Todos os professores deveriam se afastar da sala de aula por um determinado período da sua vida profissional. Essa experiência permite o exercício da relativização, possibilitando ver pelos olhos do outro. Um passeio pela gestão ou por uma função na área pedagógica pode ser enriquecedor e muito útil para que possamos desmistificar algumas ideias carregadas de preconceitos com colegas que atuam em outras funções. Ao nos colocarmos no lugar do outro podemos refletir, por exemplo, sobre a tendência maniqueísta de dividirmos tudo em dois polos: o bem e o mal. Por esta visão infantil, que remete a humanidade aos primórdios da sua existência, todos os que estão na escola representam o bem e os colegas que temporariamente servem à educação nas secretarias, são a personificação do mal. Essa separação, mesmo quando velada e muitas vezes motivada por frustrações pessoais ou políticas, em nada contribui para a já combalida saúde escolar.
O exercício de refletir a minha prática e de poder pensar a educação por outro ângulo foi revigorante. Durante os estudos conheci a Teoria da Aprendizagem Significativa, concebida pelo psicólogo estadunidense David Ausubel e me interessei pelos seus pressupostos. A teoria e as ideias dos teóricos que ela influenciou me ajudaram a compreender que o conteúdo, a aula e a escola precisam ter significado para alunos e para professores. No entanto, não se deve considerar aqui, que uma teoria seja a cura ou salvação para qualquer enfermidade funcional. O antídoto para a enfermidade que acomete a educação está na própria escola e passa pela reflexão dela por si mesma, ou seja, por aqueles que a compõem.
Em 2017 publiquei o meu segundo livro ” Professor- A Ressignificação do Fazer Escolar”, que é uma compilação de considerações nascidas das minhas indagações e da inconformidade com o menosprezo com a qual a escola se vê e é vista. Ao mesmo tempo é uma reafirmação da fé que tenho no papel do professor enquanto agente de transformação social.
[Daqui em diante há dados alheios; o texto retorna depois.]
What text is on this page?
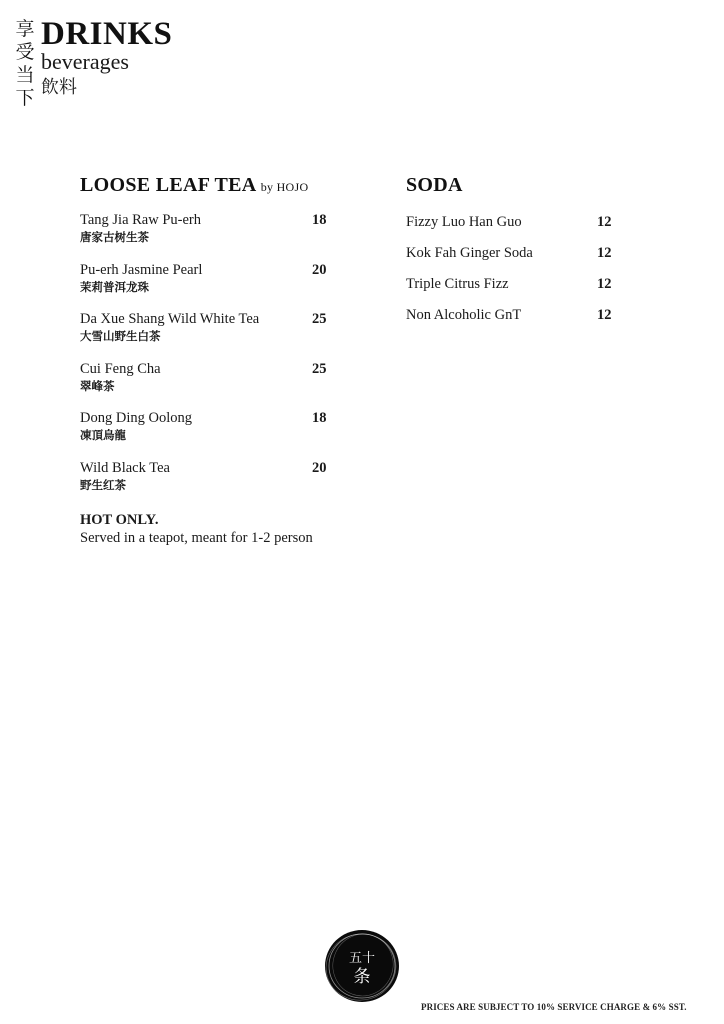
享
受
当
下
DRINKS
beverages
飲料
LOOSE LEAF TEA by HOJO
Tang Jia Raw Pu-erh
唐家古树生茶
18
Pu-erh Jasmine Pearl
茉莉普洱龙珠
20
Da Xue Shang Wild White Tea
大雪山野生白茶
25
Cui Feng Cha
翠峰茶
25
Dong Ding Oolong
凍頂烏龍
18
Wild Black Tea
野生红茶
20
HOT ONLY.
Served in a teapot, meant for 1-2 person
SODA
Fizzy Luo Han Guo	12
Kok Fah Ginger Soda	12
Triple Citrus Fizz	12
Non Alcoholic GnT	12
五十
条
PRICES ARE SUBJECT TO 10% SERVICE CHARGE & 6% SST.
Nesta nova realidade pós-moderna, que nos saúda no alvorecer do terceiro milênio, ainda é a escola a única instituição capaz de pensar a sociedade e sobre ela atuar motivando os alunos a se tornarem agentes de transformação de suas próprias vidas e a reboque, da sociedade.
Por fim, pela importância e pela diferença que a escola fez na minha vida, entre a visão do professor sacerdote consciente e a do professor profissional árido e envolto em uma pretensa neutralidade, fico com a perspectiva do primeiro, como sendo o agente necessário para promover a ressignificação que analisei na obra.
Agora, com a criação deste site, buscarei tornar mais cotidiana as reflexões sobre a Educação, sobre a História e sobre os caminhos que todos nós podemos trilhar em direção a nossa evolução enquanto sociedade. Que bom que vocês estão aqui.